C’est dans ce contexte que le DRH s’investit dans cette mission qui consiste à offrir une sépulture décente à cette femme dont la beauté « tatare » a quelque chose de mythique. L’enquête débute à la boulangerie, se poursuit dans le pays d’origine de Julia Ragaïev et se termine à Jérusalem où revient le DRH, après avoir trimbalé un cercueil pendant trois jours, pour enterrer cette femme, accompagné de son fils adolescent et de sa grand-mère. Au terme de sa mission, le PDG de l’entreprise s’indigne du peu de sens de toute cette affaire. Et c’est par cette réponse du responsable des ressources humaines que l’histoire se termine, sur une note teintée d’optimisme : « Le sens, monsieur, c’est à nous de le trouver. Et moi, comme toujours, je vous aiderai ».

J’ai profondément aimé ce roman qui, dans un style fort original, aborde une question tragique tout en ne négligeant pas la dimension personnelle et, par conséquent, universelle, de l’humain.

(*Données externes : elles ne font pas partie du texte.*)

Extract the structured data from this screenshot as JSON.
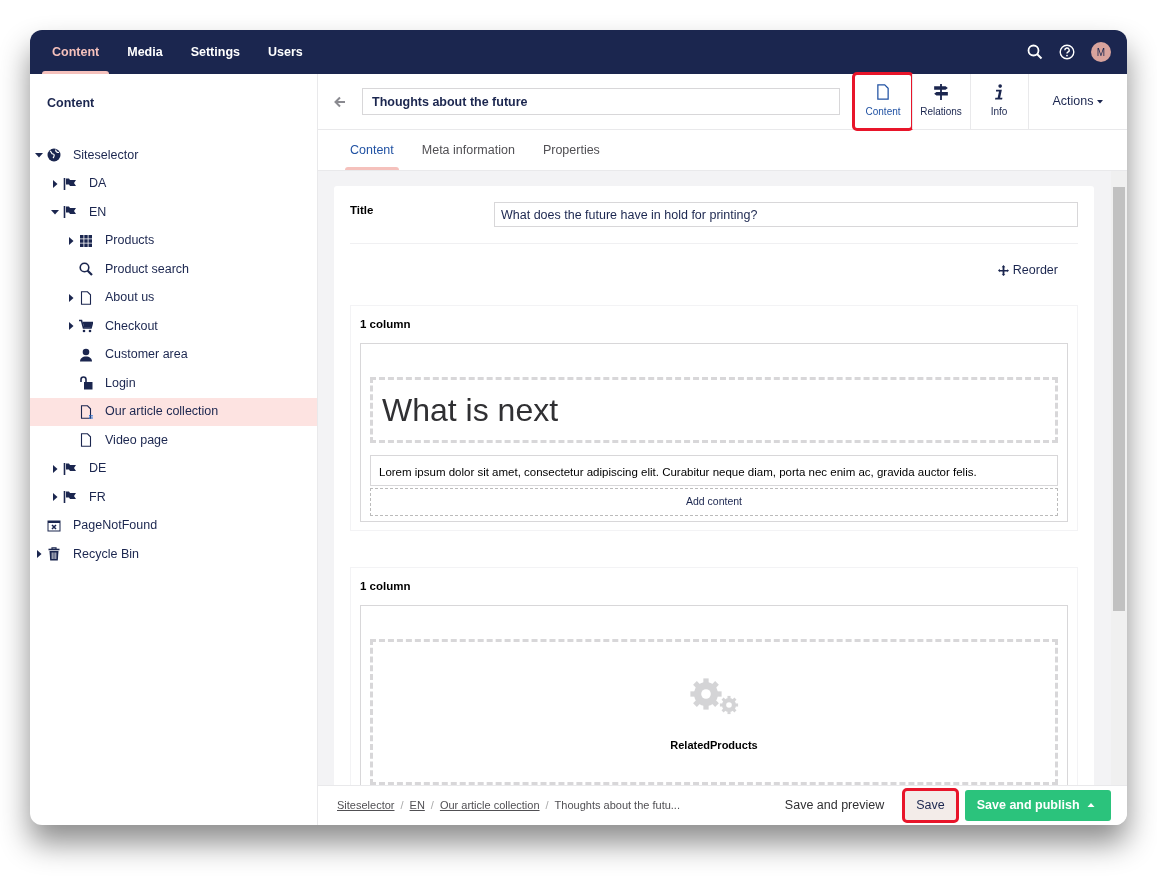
{
  "top_nav": {
    "sections": [
      {
        "label": "Content",
        "selected": true
      },
      {
        "label": "Media",
        "selected": false
      },
      {
        "label": "Settings",
        "selected": false
      },
      {
        "label": "Users",
        "selected": false
      }
    ],
    "avatar": "M"
  },
  "sidebar": {
    "title": "Content",
    "tree": [
      {
        "label": "Siteselector",
        "kind": "site",
        "expanded": true,
        "selected": false,
        "children": [
          {
            "label": "DA",
            "kind": "language",
            "expanded": false,
            "selected": false
          },
          {
            "label": "EN",
            "kind": "language",
            "expanded": true,
            "selected": false,
            "children": [
              {
                "label": "Products",
                "kind": "catalog",
                "expanded": false,
                "selected": false
              },
              {
                "label": "Product search",
                "kind": "search",
                "selected": false
              },
              {
                "label": "About us",
                "kind": "page",
                "expanded": false,
                "selected": false
              },
              {
                "label": "Checkout",
                "kind": "checkout",
                "expanded": false,
                "selected": false
              },
              {
                "label": "Customer area",
                "kind": "account",
                "selected": false
              },
              {
                "label": "Login",
                "kind": "login",
                "selected": false
              },
              {
                "label": "Our article collection",
                "kind": "collection",
                "selected": true
              },
              {
                "label": "Video page",
                "kind": "page",
                "selected": false
              }
            ]
          },
          {
            "label": "DE",
            "kind": "language",
            "expanded": false,
            "selected": false
          },
          {
            "label": "FR",
            "kind": "language",
            "expanded": false,
            "selected": false
          }
        ]
      },
      {
        "label": "PageNotFound",
        "kind": "notfound",
        "selected": false
      },
      {
        "label": "Recycle Bin",
        "kind": "recyclebin",
        "expanded": false,
        "selected": false
      }
    ]
  },
  "editor": {
    "name_field": {
      "value": "Thoughts about the future"
    },
    "apps": [
      {
        "label": "Content",
        "kind": "content",
        "selected": true,
        "highlighted": true
      },
      {
        "label": "Relations",
        "kind": "relations",
        "selected": false,
        "highlighted": false
      },
      {
        "label": "Info",
        "kind": "info",
        "selected": false,
        "highlighted": false
      }
    ],
    "actions": "Actions",
    "tabs": [
      {
        "label": "Content",
        "selected": true
      },
      {
        "label": "Meta information",
        "selected": false
      },
      {
        "label": "Properties",
        "selected": false
      }
    ],
    "title_property": {
      "label": "Title",
      "value": "What does the future have in hold for printing?"
    },
    "reorder": "Reorder",
    "grid_rows": [
      {
        "label": "1 column",
        "blocks": [
          {
            "kind": "headline",
            "text": "What is next"
          },
          {
            "kind": "richtext",
            "text": "Lorem ipsum dolor sit amet, consectetur adipiscing elit. Curabitur neque diam, porta nec enim ac, gravida auctor felis."
          },
          {
            "kind": "add",
            "text": "Add content"
          }
        ]
      },
      {
        "label": "1 column",
        "blocks": [
          {
            "kind": "macro",
            "text": "RelatedProducts"
          }
        ]
      }
    ]
  },
  "footer": {
    "breadcrumb": [
      {
        "label": "Siteselector",
        "link": true
      },
      {
        "label": "EN",
        "link": true
      },
      {
        "label": "Our article collection",
        "link": true
      },
      {
        "label": "Thoughts about the futu...",
        "link": false
      }
    ],
    "separators": [
      "/",
      "/",
      "/"
    ],
    "buttons": [
      {
        "label": "Save and preview",
        "kind": "link",
        "highlighted": false
      },
      {
        "label": "Save",
        "kind": "default",
        "highlighted": true
      },
      {
        "label": "Save and publish",
        "kind": "primary",
        "highlighted": false
      }
    ]
  }
}
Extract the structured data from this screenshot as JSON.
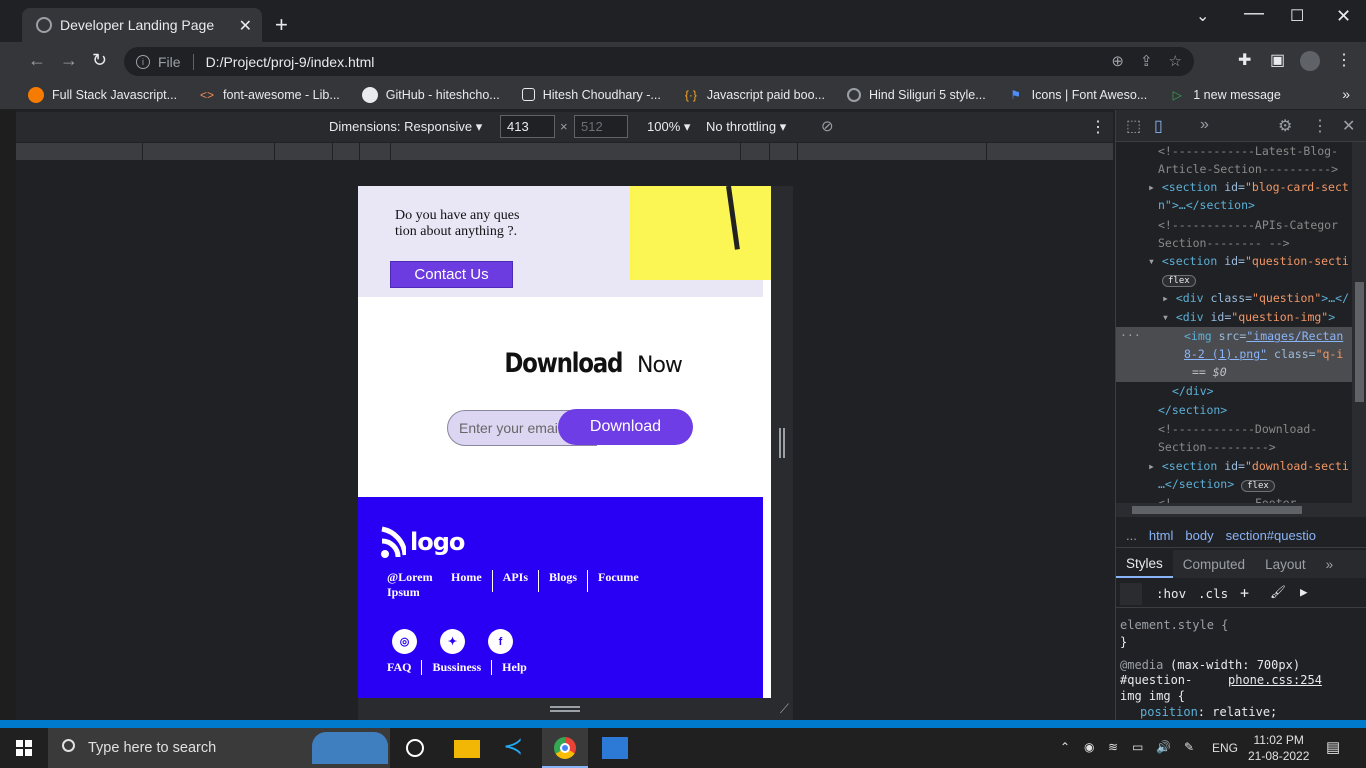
{
  "browser": {
    "tab_title": "Developer Landing Page",
    "address_prefix": "File",
    "url": "D:/Project/proj-9/index.html"
  },
  "bookmarks": [
    {
      "label": "Full Stack Javascript...",
      "icon": "orange-circle-icon"
    },
    {
      "label": "font-awesome - Lib...",
      "icon": "code-icon"
    },
    {
      "label": "GitHub - hiteshcho...",
      "icon": "github-icon"
    },
    {
      "label": "Hitesh Choudhary -...",
      "icon": "checkbox-icon"
    },
    {
      "label": "Javascript paid boo...",
      "icon": "braces-icon"
    },
    {
      "label": "Hind Siliguri 5 style...",
      "icon": "globe-icon"
    },
    {
      "label": "Icons | Font Aweso...",
      "icon": "flag-icon"
    },
    {
      "label": "1 new message",
      "icon": "message-icon"
    }
  ],
  "device_toolbar": {
    "dimensions": "Dimensions: Responsive",
    "width": "413",
    "times": "×",
    "height": "512",
    "zoom": "100%",
    "throttling": "No throttling"
  },
  "page": {
    "question_text": "Do you have any ques tion about anything ?.",
    "contact_button": "Contact Us",
    "download_bold": "Download",
    "download_normal": "Now",
    "email_placeholder": "Enter your email",
    "download_button": "Download",
    "logo_text": "logo",
    "footer_nav": [
      "@Lorem Ipsum",
      "Home",
      "APIs",
      "Blogs",
      "Focume"
    ],
    "footer_links": [
      "FAQ",
      "Bussiness",
      "Help"
    ],
    "socials": [
      "instagram-icon",
      "twitter-icon",
      "facebook-icon"
    ]
  },
  "devtools": {
    "crumbs": [
      "...",
      "html",
      "body",
      "section#questio"
    ],
    "tabs": [
      "Styles",
      "Computed",
      "Layout",
      "»"
    ],
    "filter": {
      "hov": ":hov",
      "cls": ".cls"
    },
    "dom": {
      "c1": "<!------------Latest-Blog-",
      "c1b": "Article-Section---------->",
      "s1_tag": "<section",
      "s1_attr": "id=",
      "s1_val": "\"blog-card-sect",
      "s1_rest": "n\">…</section>",
      "c2": "<!------------APIs-Categor",
      "c2b": "Section-------- -->",
      "s2_tag": "<section",
      "s2_attr": "id=",
      "s2_val": "\"question-secti",
      "flex1": "flex",
      "div1_tag": "<div",
      "div1_attr": "class=",
      "div1_val": "\"question\"",
      "div1_rest": ">…</",
      "div2_tag": "<div",
      "div2_attr": "id=",
      "div2_val": "\"question-img\"",
      "div2_end": ">",
      "img_tag": "<img",
      "img_attr": "src=",
      "img_val": "\"images/Rectan",
      "img_val2": "8-2 (1).png\"",
      "img_attr2": "class=",
      "img_val3": "\"q-i",
      "img_eq": "== $0",
      "div_close": "</div>",
      "sec_close": "</section>",
      "c3": "<!------------Download-",
      "c3b": "Section--------->",
      "s3_tag": "<section",
      "s3_attr": "id=",
      "s3_val": "\"download-secti",
      "s3_rest": "…</section>",
      "flex2": "flex",
      "c4": "<!------------Footer-"
    },
    "styles": {
      "element_style": "element.style {",
      "close": "}",
      "media": "@media",
      "media_rule": "(max-width: 700px)",
      "selector1": "#question-",
      "source": "phone.css:254",
      "selector2": "img img {",
      "prop": "position",
      "prop_val": "relative;"
    }
  },
  "taskbar": {
    "search_placeholder": "Type here to search",
    "lang": "ENG",
    "time": "11:02 PM",
    "date": "21-08-2022"
  },
  "colors": {
    "purple": "#6c3ce0",
    "footer_blue": "#2a00f5",
    "light_lavender": "#e9e6f6",
    "yellow": "#fbf654"
  }
}
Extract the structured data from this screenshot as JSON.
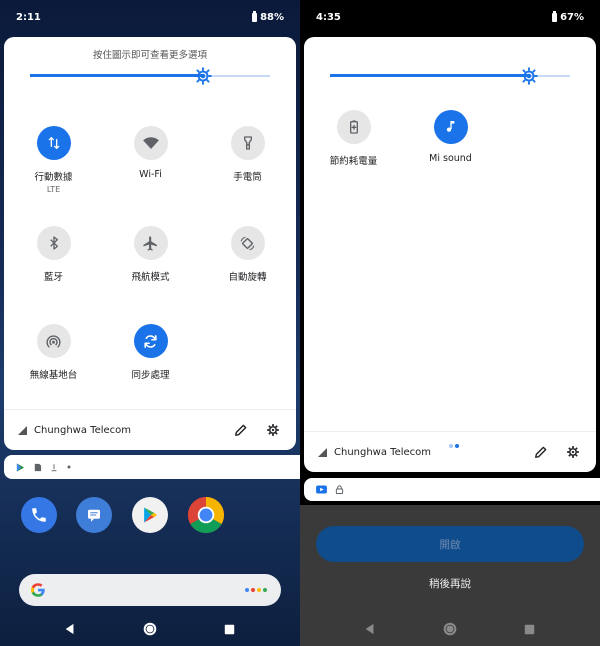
{
  "left": {
    "status": {
      "time": "2:11",
      "battery": "88%"
    },
    "hint": "按住圖示即可查看更多選項",
    "brightness": 0.72,
    "tiles": [
      {
        "label": "行動數據",
        "sub": "LTE",
        "icon": "mobile-data-icon",
        "active": true
      },
      {
        "label": "Wi-Fi",
        "icon": "wifi-icon",
        "active": false
      },
      {
        "label": "手電筒",
        "icon": "flashlight-icon",
        "active": false
      },
      {
        "label": "藍牙",
        "icon": "bluetooth-icon",
        "active": false
      },
      {
        "label": "飛航模式",
        "icon": "airplane-icon",
        "active": false
      },
      {
        "label": "自動旋轉",
        "icon": "auto-rotate-icon",
        "active": false
      },
      {
        "label": "無線基地台",
        "icon": "hotspot-icon",
        "active": false
      },
      {
        "label": "同步處理",
        "icon": "sync-icon",
        "active": true
      }
    ],
    "carrier": "Chunghwa Telecom"
  },
  "right": {
    "status": {
      "time": "4:35",
      "battery": "67%"
    },
    "brightness": 0.83,
    "tiles": [
      {
        "label": "節約耗電量",
        "icon": "battery-saver-icon",
        "active": false
      },
      {
        "label": "Mi sound",
        "icon": "music-note-icon",
        "active": true
      }
    ],
    "carrier": "Chunghwa Telecom",
    "open_button": "開啟",
    "later": "稍後再說"
  }
}
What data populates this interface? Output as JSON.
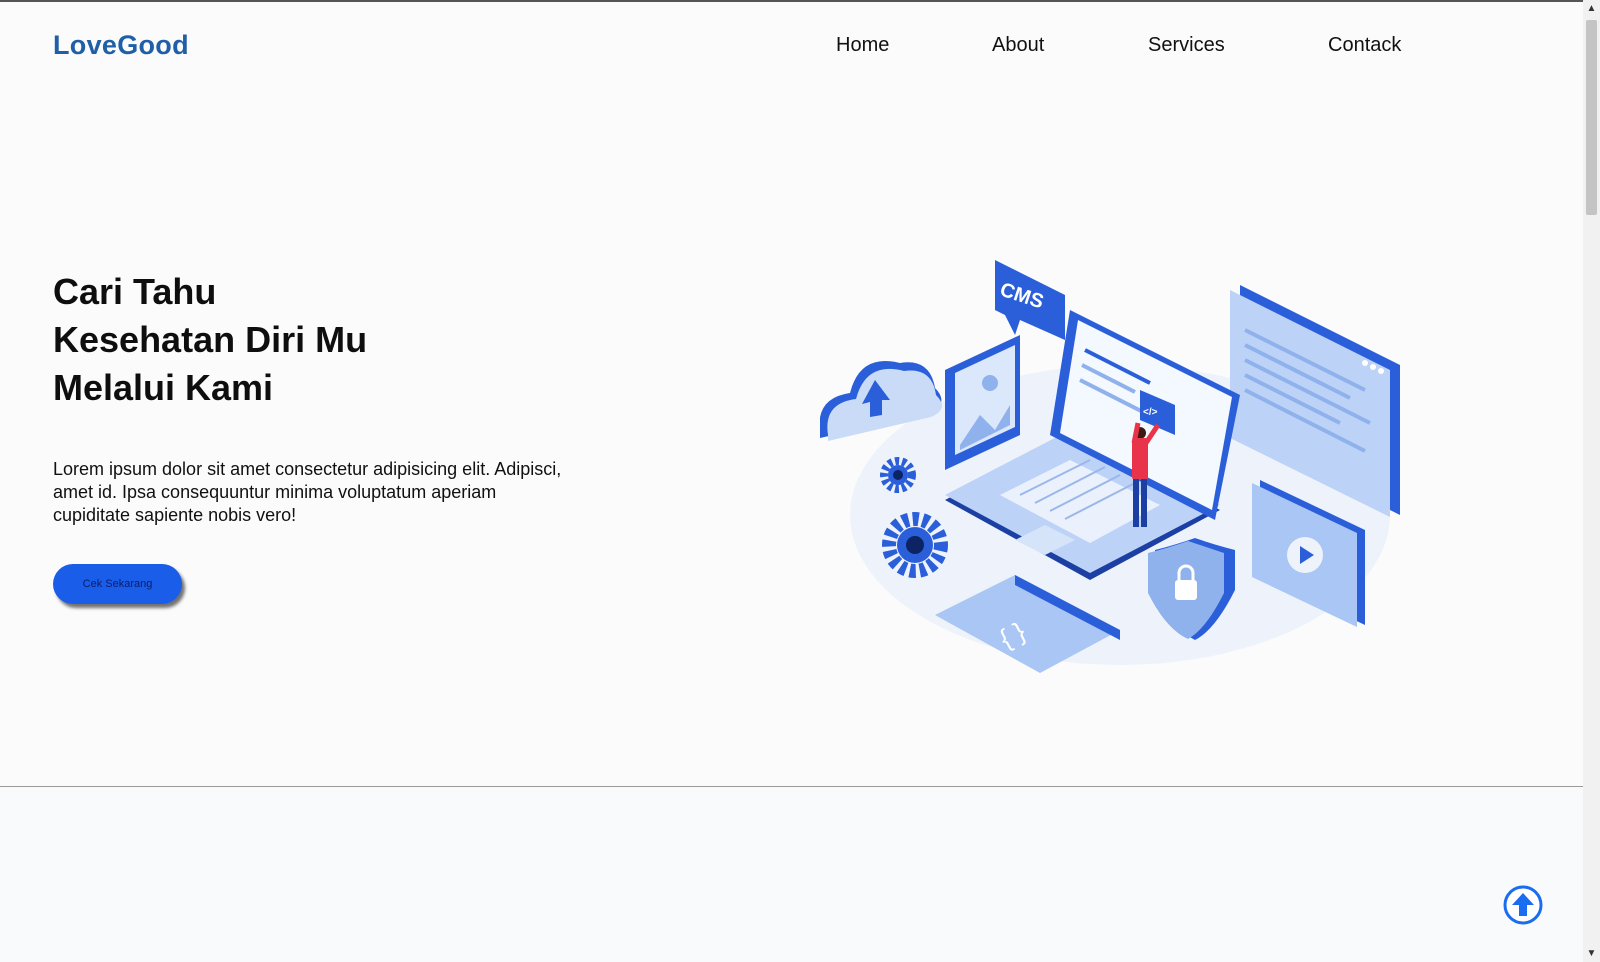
{
  "brand": {
    "logo": "LoveGood"
  },
  "nav": {
    "items": [
      {
        "label": "Home"
      },
      {
        "label": "About"
      },
      {
        "label": "Services"
      },
      {
        "label": "Contack"
      }
    ]
  },
  "hero": {
    "title_lines": [
      "Cari Tahu",
      "Kesehatan Diri Mu",
      "Melalui Kami"
    ],
    "description": "Lorem ipsum dolor sit amet consectetur adipisicing elit. Adipisci, amet id. Ipsa consequuntur minima voluptatum aperiam cupiditate sapiente nobis vero!",
    "cta_label": "Cek Sekarang",
    "illustration": {
      "cms_badge": "CMS",
      "code_tag": "</>"
    }
  },
  "icons": {
    "scroll_top": "arrow-up-circle-icon",
    "scroll_up": "chevron-up-icon",
    "scroll_down": "chevron-down-icon"
  },
  "colors": {
    "brand": "#1f5fa7",
    "accent": "#1a5de8",
    "illustration_blue": "#2b5fd9",
    "illustration_light": "#a9c6f4"
  }
}
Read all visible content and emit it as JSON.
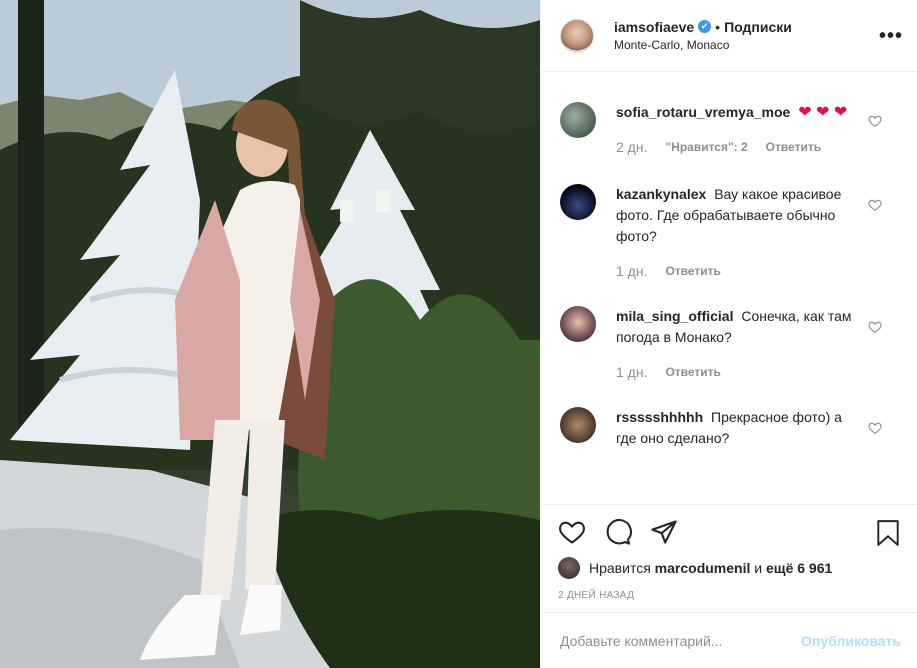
{
  "post": {
    "username": "iamsofiaeve",
    "verified_mark": "✔",
    "separator": "•",
    "follow_label": "Подписки",
    "location": "Monte-Carlo, Monaco",
    "more_icon": "more-options-icon",
    "more_glyph": "•••"
  },
  "comments": [
    {
      "username": "sofia_rotaru_vremya_moe",
      "text": "",
      "emoji": "❤ ❤ ❤",
      "date": "2 дн.",
      "likes": "\"Нравится\": 2",
      "reply": "Ответить"
    },
    {
      "username": "kazankynalex",
      "text": "Вау какое красивое фото. Где обрабатываете обычно фото?",
      "date": "1 дн.",
      "reply": "Ответить"
    },
    {
      "username": "mila_sing_official",
      "text": "Сонечка, как там погода в Монако?",
      "date": "1 дн.",
      "reply": "Ответить"
    },
    {
      "username": "rssssshhhhh",
      "text": "Прекрасное фото) а где оно сделано?"
    }
  ],
  "actions": {
    "icons": [
      "heart-icon",
      "comment-icon",
      "share-icon",
      "bookmark-icon"
    ],
    "likes_prefix": "Нравится",
    "likes_user": "marcodumenil",
    "likes_and": "и",
    "likes_rest": "ещё 6 961",
    "posted": "2 ДНЕЙ НАЗАД"
  },
  "composer": {
    "placeholder": "Добавьте комментарий...",
    "publish": "Опубликовать"
  },
  "colors": {
    "accent": "#3897f0",
    "publish_disabled": "#b2dffc",
    "heart_red": "#e0114a",
    "muted": "#8e8e8e"
  }
}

Certes, le Proche-Orient doit composer avec un quotidien où la mort est parfois au bout de la rue. Mais cela n’occulte pas la difficulté de vivre du héros qui, attentat terroriste ou pas, s’interroge sur son destin. J’ai beaucoup aimé ce roman parce que l’auteur, malgré toute la lourdeur du monde, raconte des événements qui, avec un humour subtil mais constant, sait les mettre à notre portée. Ce qu’il faut retenir de ce roman, ce n’est pas nécessairement le culte mythique de Jérusalem, ville ouverte qui appartient à tous ceux qui se l’approprient (référence évidente au fils et à la mère de Julia Ragaïev qui reviennent y vivre à la fin du roman), mais plutôt cette rupture du quotidien personnalisée par cette quête au bout de laquelle le héros retrouve l’amour de sa fille et le respect de son ex-femme. Cela rappelle à tous ceux qui l’ignorent encore que c’est dans la mobilité que se manifeste l’humain en nous, car elle seule favorise le retour à soi si nécessaire au tournant de la vie.

Avraham B. Yeoshua est né à Jérusalem en 1936 dans une famille séfarade. Il est notamment l’auteur de L’Amant (1979), Un divorce tardif (1983), L’Année des cinq saisons (1990), Shiva (1995) et Voyage vers l’an mil (1998). Il vient de faire paraître La Mariée libérée (2005) aux éditions Calmann-Lévy.

Yehoshua, Avraham B., Le responsable des ressources humaines ; traduit de l’hébreu par Sylvie Cohen, Paris : Calmann-Lévy, 2004.